You’re not getting any radio play on it?
Not just yet. And I was asking the label, “When can we go to radio with this?” They were trying to figure out what the best timing was. But radio actually came to the label and said, “We’re going to start playing it now.” Z-100 in New York said, “We know you’re going to try and pitch this to us pretty soon, but we’re ready to start playing it now.” That was a huge opportunity. And that was largely due to the Beats commercial.
That’s the second time you’ve done an end around radio. “I Need a Dollar” found its success through television first.
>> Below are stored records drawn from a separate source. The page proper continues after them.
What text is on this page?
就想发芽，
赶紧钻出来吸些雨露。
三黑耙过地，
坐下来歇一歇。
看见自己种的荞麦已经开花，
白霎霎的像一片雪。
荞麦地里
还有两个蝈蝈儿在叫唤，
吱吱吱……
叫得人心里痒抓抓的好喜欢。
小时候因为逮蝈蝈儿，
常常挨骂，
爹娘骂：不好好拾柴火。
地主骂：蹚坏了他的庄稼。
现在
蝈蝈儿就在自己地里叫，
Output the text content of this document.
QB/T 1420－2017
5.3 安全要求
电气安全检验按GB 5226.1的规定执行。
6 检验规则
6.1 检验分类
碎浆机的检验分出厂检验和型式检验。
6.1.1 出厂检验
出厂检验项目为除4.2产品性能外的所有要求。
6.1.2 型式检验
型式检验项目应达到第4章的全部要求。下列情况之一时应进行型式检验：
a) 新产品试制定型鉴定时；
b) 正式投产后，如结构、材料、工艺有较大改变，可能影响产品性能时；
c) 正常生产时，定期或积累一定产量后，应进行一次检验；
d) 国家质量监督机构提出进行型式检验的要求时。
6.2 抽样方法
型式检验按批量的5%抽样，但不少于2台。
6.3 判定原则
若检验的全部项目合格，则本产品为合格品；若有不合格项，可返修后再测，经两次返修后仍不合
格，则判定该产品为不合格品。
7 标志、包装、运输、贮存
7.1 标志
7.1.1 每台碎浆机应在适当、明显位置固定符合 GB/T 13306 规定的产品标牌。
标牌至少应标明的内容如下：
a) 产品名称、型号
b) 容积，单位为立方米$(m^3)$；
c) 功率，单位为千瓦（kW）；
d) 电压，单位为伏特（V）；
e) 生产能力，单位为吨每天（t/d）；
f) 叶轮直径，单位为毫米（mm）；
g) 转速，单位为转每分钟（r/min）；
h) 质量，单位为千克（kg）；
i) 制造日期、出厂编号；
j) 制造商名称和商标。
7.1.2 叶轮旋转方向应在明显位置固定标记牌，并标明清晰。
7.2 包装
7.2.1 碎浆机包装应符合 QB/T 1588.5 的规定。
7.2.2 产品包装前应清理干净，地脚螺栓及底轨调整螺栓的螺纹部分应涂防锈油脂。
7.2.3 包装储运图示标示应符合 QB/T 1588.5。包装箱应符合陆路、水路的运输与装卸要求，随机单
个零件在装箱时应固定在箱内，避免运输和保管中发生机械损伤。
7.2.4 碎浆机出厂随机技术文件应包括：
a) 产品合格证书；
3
I think “Wake Me Up” was huge without radio, as well.
Exactly.
I don’t know if I can continue this streak of good luck, but I’m just going to keep writing as many good songs as I can.
Tell me about the forthcoming full length.
My goal with the full length was to keep my vocal presentation and the lyrics very soulful, in this vein of funk soul that I think is what I do with my voice and lyrics and melodies. But musically, in terms of the production, I didn’t want to go too far back in time like the “Good Things” album. That was a throwback to classic soul. I wanted to update it a little bit, so I had this idea of having the sonic fidelity of a Dr. Dre album, having the soulful musicality of a Stevie Wonder album and the edge, or at least attitude, of a Jimi Hendrix album. And I think I accomplished that with a lot of songs. Even “The Man” sort of galvanizes those three perspectives pretty well.
I feel like I’ve found my voice. I’ve tried everything. I’ve spent a lot of years tinkering away at different styles and different things. And from an artistic standpoint, this is the most comfortable for me, and I think everybody else feels it too. It’s pretty obvious.